Service charges horror for flat owners

Leasehold, a unique form of tenure unique to England and Wales is preoccupying us this week as so many buyers of flats are hit with unexpected bills.  First of all I am helping a group of flat owners who have been hit with a 30% surcharge on their service charges, which seems bad until you hear of a young couple forced out of their home by the cost of their service charge.
Yes, the charges must under law be reasonable and management companies must account for their spending but both the cases above demonstrate how hard it is for people getting onto the property ladder – especially in London where 95% of new build properties are leasehold.  Last year the average service charge for a new build property is £2,777 a year or £53.40 a week.
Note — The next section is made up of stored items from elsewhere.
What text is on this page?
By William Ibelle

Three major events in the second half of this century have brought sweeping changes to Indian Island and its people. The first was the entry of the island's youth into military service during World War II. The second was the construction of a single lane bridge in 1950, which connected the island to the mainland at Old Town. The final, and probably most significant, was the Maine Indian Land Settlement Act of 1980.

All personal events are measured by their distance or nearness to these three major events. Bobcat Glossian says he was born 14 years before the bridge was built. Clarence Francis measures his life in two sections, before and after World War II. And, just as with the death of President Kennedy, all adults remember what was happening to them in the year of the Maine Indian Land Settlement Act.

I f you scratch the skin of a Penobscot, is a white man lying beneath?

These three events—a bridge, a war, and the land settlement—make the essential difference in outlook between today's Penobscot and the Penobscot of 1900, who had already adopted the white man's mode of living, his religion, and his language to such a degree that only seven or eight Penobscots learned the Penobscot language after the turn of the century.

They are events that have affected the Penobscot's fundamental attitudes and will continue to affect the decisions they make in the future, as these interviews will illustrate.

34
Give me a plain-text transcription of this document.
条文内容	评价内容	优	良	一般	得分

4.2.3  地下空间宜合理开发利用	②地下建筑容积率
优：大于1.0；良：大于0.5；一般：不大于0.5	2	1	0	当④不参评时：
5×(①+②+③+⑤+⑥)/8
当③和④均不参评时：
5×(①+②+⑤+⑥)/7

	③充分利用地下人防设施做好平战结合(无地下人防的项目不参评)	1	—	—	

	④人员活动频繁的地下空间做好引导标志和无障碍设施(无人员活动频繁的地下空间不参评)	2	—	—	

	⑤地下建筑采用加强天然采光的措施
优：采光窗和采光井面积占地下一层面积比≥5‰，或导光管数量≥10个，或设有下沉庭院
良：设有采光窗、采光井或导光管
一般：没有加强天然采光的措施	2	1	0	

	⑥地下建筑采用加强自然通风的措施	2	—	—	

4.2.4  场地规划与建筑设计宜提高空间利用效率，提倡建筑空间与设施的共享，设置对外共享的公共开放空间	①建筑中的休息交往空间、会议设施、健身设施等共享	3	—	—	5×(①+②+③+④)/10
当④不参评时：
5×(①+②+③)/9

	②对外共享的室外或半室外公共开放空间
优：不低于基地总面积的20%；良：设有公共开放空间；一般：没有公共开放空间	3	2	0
The ground rent has to be added to that.
Over the summer I have helped several buyers in their attempts to get information on the service charge on their new homes.   It has typically added a month to the property purchase and has cost the vendor dear, as the management companies charge for information about the charges.

Service charges information hard to get

Most estate agents selling leasehold flats have little grasp of what the service charges are likely to be.  They will detail council tax and energy performance certificate details but can be hundreds if not thousands of pounds out when it comes to the service charge.
Details of what the charge will be spent on should be in the lease, but often incompetence or greed can make the actual charges very different from the expectation.

Help to Buy rush

The desire to get a first real home can blind buyers, or leaseholders as the property managers like to call them, to what they are getting themselves into.  The rush to beat the end of the Help-to-Buy scheme on December 31  may lead some new buyers to fall foul of excessive charges.   The Help to Buy scheme enables people with a 5% deposit to get a home with a Government guarantee that gives lenders confidence.
There is help for those who are struggling to get information or to establish the veracity of charges from the Leasehold Knowledge Partnership and the Campaign for the Abolition of Residential Leasehold wants to put the power back with people who live in apartment.
Leaseholders who get surprise charges should share information with fellow tenants and begin to fight back.  It may take a little time.  As a last resort if all the tenants are angry about excessive charges there is a right to employ your own management company if two thirds of the tenants want to do so.